For most brides, dress shopping is one of the most exciting steps in the wedding-planning process.

It's rare for a newly engaged woman to delay, associates at Sublime Bridal at Shops of Legacy said in an online interview.

“A few girls even called to book fittings before the holidays in anticipation of getting a ring for Christmas,” said Lamb of My Blue Whimsy.

When she made a follow-up call to confirm one of those appointments, Lamb inadvertently tipped off a groom that his girlfriend was expecting a proposal.

“He was shocked. He couldn't figure out how I knew that he was intending to pop the question,” Lamb said, still embarrassed.

Many of the brides Lamb works with haven't decided on what type of wedding they want when they go dress shopping. More and more don't seem to be concerned with fitting a dress to a venue, she said. They pick a dress they love and then make other choices based on the gown.

Flirty tulle styles with high-low hemlines (short in the front, longer in the back) are getting a lot of attention at Lamb's boutique. Brides also are loving the drape of Mikado satin, a polyester weave that looks like real silk.

Omahan Sarah Stormberg was taking a little time to decide on her wedding day look.

“I really hadn't thought about my dress until now,” she said in a phone interview a week after she became engaged. “I had to let it sink in for a couple of days.”

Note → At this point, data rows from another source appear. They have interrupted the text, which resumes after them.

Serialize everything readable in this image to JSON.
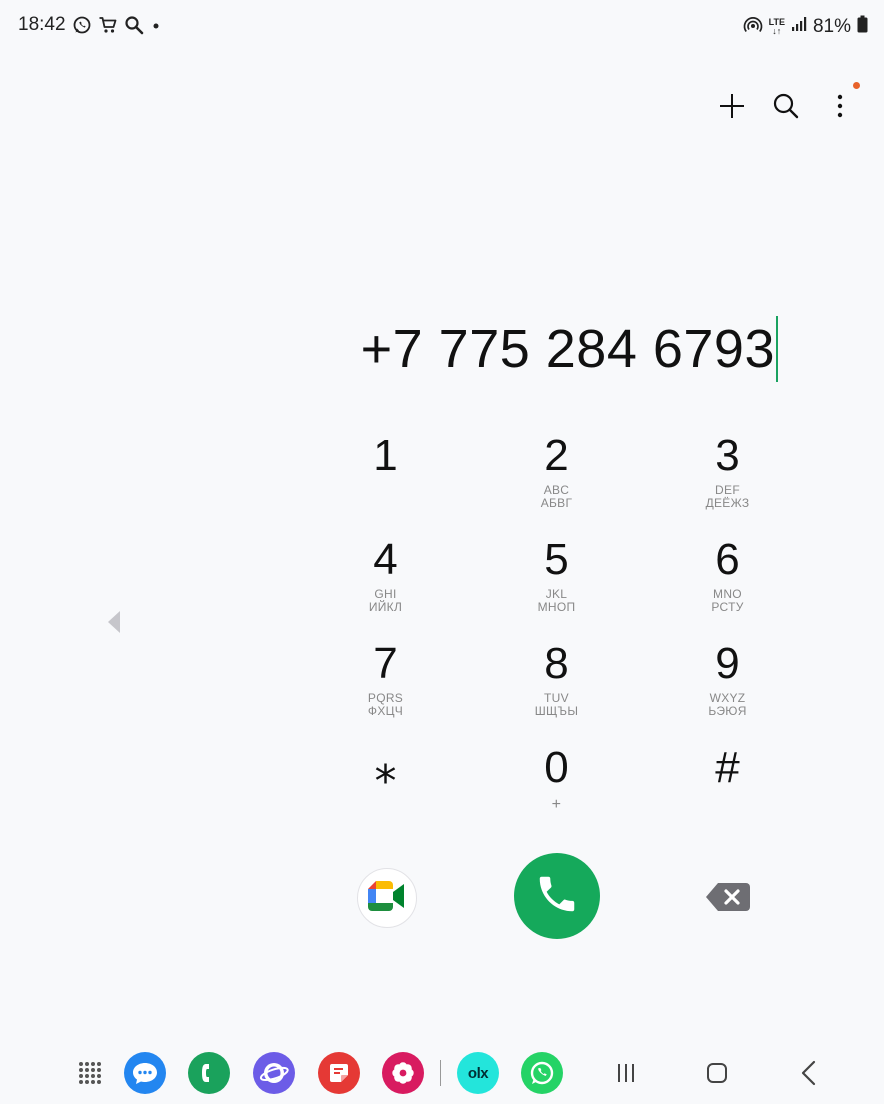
{
  "status_bar": {
    "time": "18:42",
    "notification_icons": [
      "whatsapp-icon",
      "cart-icon",
      "search-icon",
      "dot-icon"
    ],
    "network": "LTE",
    "battery": "81%"
  },
  "top_actions": [
    "add-contact-icon",
    "search-icon",
    "more-options-icon"
  ],
  "dialer": {
    "number": "+7 775 284 6793",
    "keys": [
      [
        {
          "digit": "1",
          "l1": "",
          "l2": ""
        },
        {
          "digit": "2",
          "l1": "ABC",
          "l2": "АБВГ"
        },
        {
          "digit": "3",
          "l1": "DEF",
          "l2": "ДЕЁЖЗ"
        }
      ],
      [
        {
          "digit": "4",
          "l1": "GHI",
          "l2": "ИЙКЛ"
        },
        {
          "digit": "5",
          "l1": "JKL",
          "l2": "МНОП"
        },
        {
          "digit": "6",
          "l1": "MNO",
          "l2": "РСТУ"
        }
      ],
      [
        {
          "digit": "7",
          "l1": "PQRS",
          "l2": "ФХЦЧ"
        },
        {
          "digit": "8",
          "l1": "TUV",
          "l2": "ШЩЪЫ"
        },
        {
          "digit": "9",
          "l1": "WXYZ",
          "l2": "ЬЭЮЯ"
        }
      ],
      [
        {
          "digit": "⁎",
          "l1": "",
          "l2": ""
        },
        {
          "digit": "0",
          "l1": "+",
          "l2": ""
        },
        {
          "digit": "#",
          "l1": "",
          "l2": ""
        }
      ]
    ]
  },
  "colors": {
    "call_green": "#15a95b",
    "cursor_green": "#1aa260",
    "notification_dot": "#e8622a"
  },
  "dock": {
    "apps": [
      "app-drawer-icon",
      "messages-icon",
      "phone-app-icon",
      "internet-icon",
      "notes-icon",
      "gallery-icon",
      "olx-icon",
      "whatsapp-icon"
    ],
    "olx_label": "olx",
    "nav": [
      "recents-icon",
      "home-icon",
      "back-icon"
    ]
  }
}
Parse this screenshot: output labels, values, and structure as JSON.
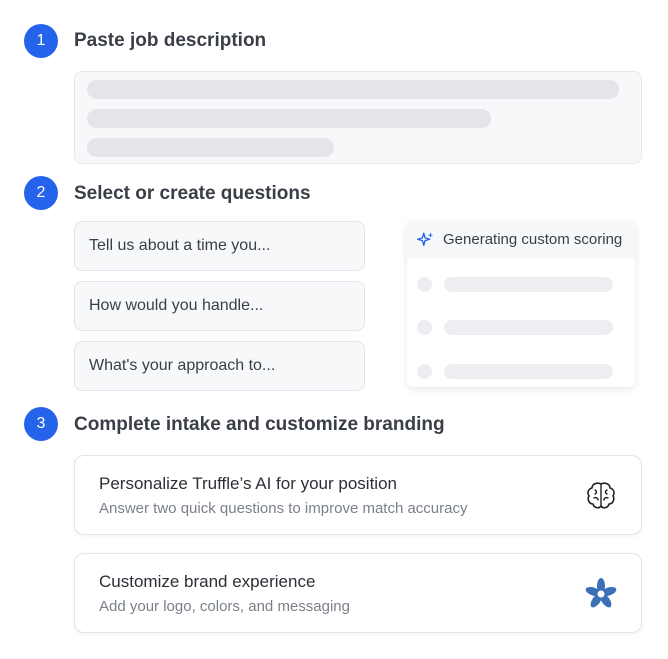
{
  "steps": [
    {
      "number": "1",
      "title": "Paste job description"
    },
    {
      "number": "2",
      "title": "Select or create questions"
    },
    {
      "number": "3",
      "title": "Complete intake and customize branding"
    }
  ],
  "questions": [
    "Tell us about a time you...",
    "How would you handle...",
    "What's your approach to..."
  ],
  "scoring_panel": {
    "title": "Generating custom scoring",
    "icon": "sparkle-icon"
  },
  "options": [
    {
      "title": "Personalize Truffle’s AI for your position",
      "subtitle": "Answer two quick questions to improve match accuracy",
      "icon": "brain-icon"
    },
    {
      "title": "Customize brand experience",
      "subtitle": "Add your logo, colors, and messaging",
      "icon": "pinwheel-icon"
    }
  ],
  "colors": {
    "accent": "#2563eb",
    "brand_icon": "#3b6fb6"
  }
}
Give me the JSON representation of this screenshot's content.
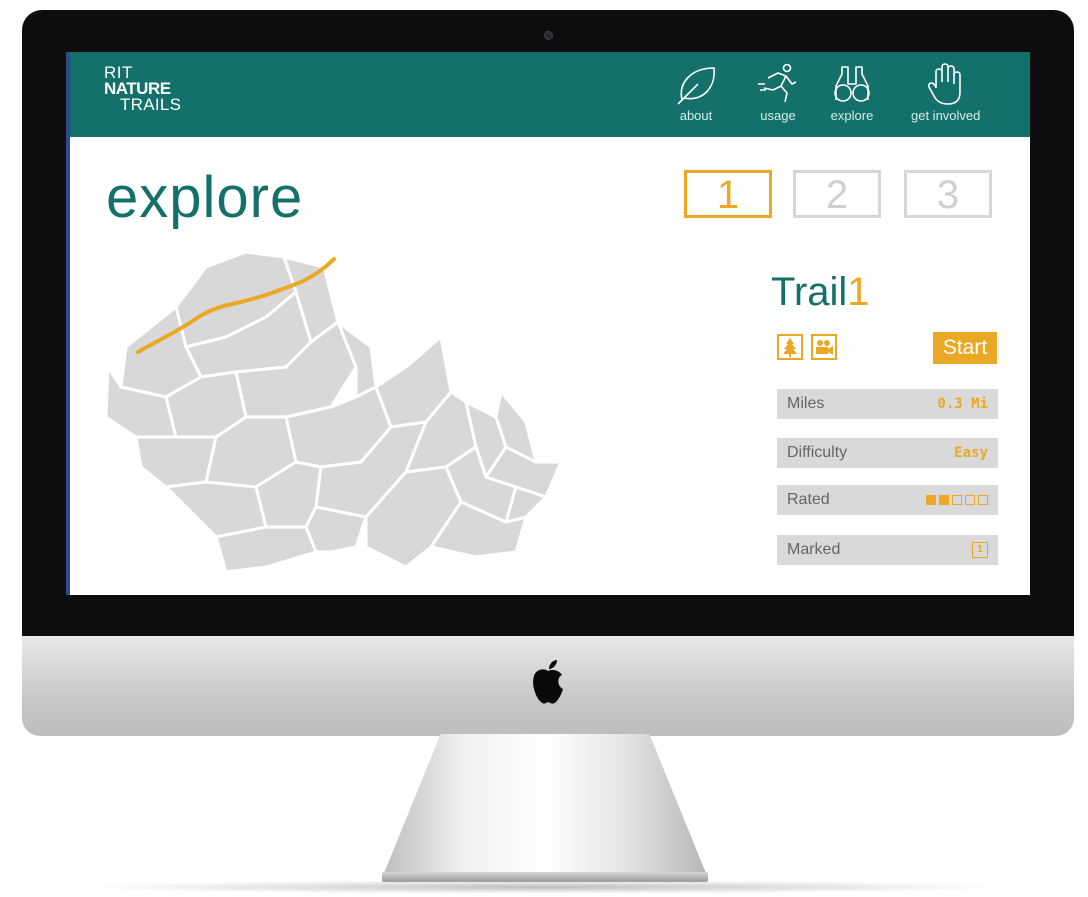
{
  "brand": {
    "line1": "RIT",
    "line2": "NATURE",
    "line3": "TRAILS"
  },
  "nav": [
    {
      "label": "about",
      "icon": "leaf-icon"
    },
    {
      "label": "usage",
      "icon": "runner-icon"
    },
    {
      "label": "explore",
      "icon": "binoculars-icon"
    },
    {
      "label": "get involved",
      "icon": "hand-icon"
    }
  ],
  "page": {
    "title": "explore"
  },
  "steps": [
    {
      "label": "1",
      "active": true
    },
    {
      "label": "2",
      "active": false
    },
    {
      "label": "3",
      "active": false
    }
  ],
  "trail": {
    "title_prefix": "Trail",
    "number": "1",
    "features": [
      "tree-icon",
      "camera-icon"
    ],
    "start_label": "Start",
    "stats": {
      "miles": {
        "label": "Miles",
        "value": "0.3 Mi"
      },
      "difficulty": {
        "label": "Difficulty",
        "value": "Easy"
      },
      "rated": {
        "label": "Rated",
        "rating": 2,
        "max": 5
      },
      "marked": {
        "label": "Marked",
        "value": "1"
      }
    }
  },
  "colors": {
    "teal": "#13706a",
    "accent": "#eaa824",
    "map_fill": "#d8d8d8",
    "panel": "#d9d9d9"
  }
}
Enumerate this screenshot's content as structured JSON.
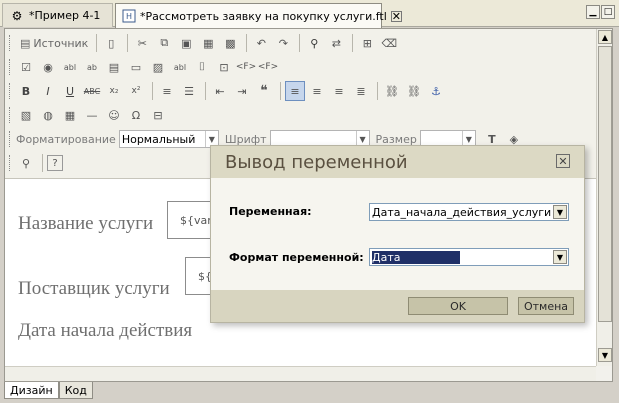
{
  "tabs": [
    {
      "label": "*Пример 4-1",
      "icon": "gear-icon"
    },
    {
      "label": "*Рассмотреть заявку на покупку услуги.ftl",
      "icon": "html-file-icon"
    }
  ],
  "toolbar": {
    "source_label": "Источник",
    "format_label": "Форматирование",
    "format_value": "Нормальный",
    "font_label": "Шрифт",
    "font_value": "",
    "size_label": "Размер",
    "size_value": ""
  },
  "content": {
    "field1_label": "Название услуги",
    "field1_var": "${vari",
    "field2_label": "Поставщик услуги",
    "field2_var": "${v",
    "field3_label": "Дата начала действия"
  },
  "bottom_tabs": [
    "Дизайн",
    "Код"
  ],
  "dialog": {
    "title": "Вывод переменной",
    "variable_label": "Переменная:",
    "variable_value": "Дата_начала_действия_услуги",
    "format_label": "Формат переменной:",
    "format_value": "Дата",
    "ok_label": "OK",
    "cancel_label": "Отмена"
  }
}
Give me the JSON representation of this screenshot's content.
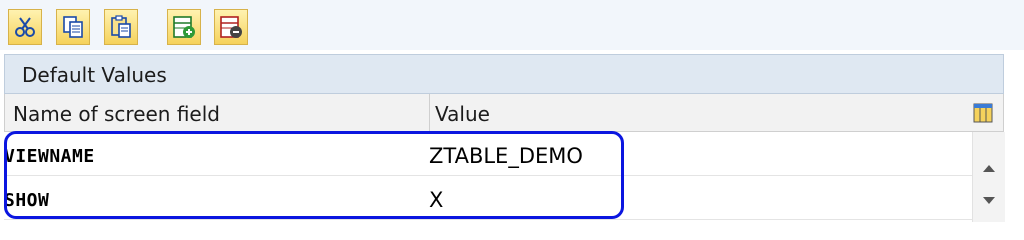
{
  "toolbar": {
    "buttons": [
      {
        "icon": "scissors-icon"
      },
      {
        "icon": "copy-icon"
      },
      {
        "icon": "paste-icon"
      },
      {
        "icon": "insert-row-icon"
      },
      {
        "icon": "delete-row-icon"
      }
    ]
  },
  "panel": {
    "title": "Default Values"
  },
  "grid": {
    "columns": [
      "Name of screen field",
      "Value"
    ],
    "rows": [
      {
        "name": "VIEWNAME",
        "value": "ZTABLE_DEMO"
      },
      {
        "name": "SHOW",
        "value": "X"
      }
    ],
    "settings_icon": "column-settings-icon"
  },
  "colors": {
    "toolbar_button_fill": "#f5d25c",
    "header_bg": "#dfe8f2",
    "highlight_border": "#0b16e0"
  }
}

Boyfriend Ben Estep's proposal on Christmas Day, she explained, came as a shock, even though the couple had dated for seven years and had talked about marriage.

Stormberg, 26, is an image consultant and a partner with online marketplace Esoteric Velvet. She said she probably would delay her dress hunt until she and her fiance, who is 25 and lives and works in Kansas City, decided when and where they would be married.

“We could have a big family wedding or an intimate destination wedding. Each would require its own special style of dress.”

When she does go dress-shopping, she wants to go with her mother, who has been a huge influence on her personal style, Stormberg said.

This week, the bride-elect is concentrating on her playlist for the ceremony and reception.

“I already know what song I want for the father-daughter dance,” she said. “I love music. Who knows? Maybe a song will inspire my wedding theme.”

the perfect dress

Dresses have a way of “speaking” to brides. It's hard to explain, but something magical happens when a bride slips into the dress of her dreams. It's like pulling a rabbit out of a hat or being suspended in air. You can hardly believe your eyes. But, yes, that's really you in the mirror.

Dress Shopping Tips

» While it can be fun to shop with an entourage, it's generally not advised. “Everybody will have a different opinion about what you should wear,” cautions Jocelyn Robertshaw of Ready or Knot {Wedding Chic}. She encourages brides to shop with a mother or a friend. “Occasionally, a bride will come in with her fiance, or a male friend,” Robertshaw said. “I love that. The guys will tell a bride straight up if a dress doesn't work.”

» Don't expect to find “the dress” right away. “I've never had a bride make a selection on her first visit,” said Lisa Lamb of My Blue Whimsy. “It usually takes two visits before a bride is ready to buy.”

» While walk-ins usually can be accommodated, it's best to book an appointment. That way, the bridal consultant can give you his or her undivided attention.

» For a low-stress experience, shop on a weekday instead of a weekend when bridal boutiques are their busiest. Take a day off work just to dress-hunt.

» Shop with an idea of what kind of the bride you want to be (elegant, classy, glamorous, sexy) and the kind of wedding you want to have (rustic, vintage, formal, destination).

» Keep an open mind. Consultants at Sublime Bridal tell brides: “While you want to stay true to you, you may never know how great you can look if you don't try something that may, on the hanger, seem a little outside of your box.”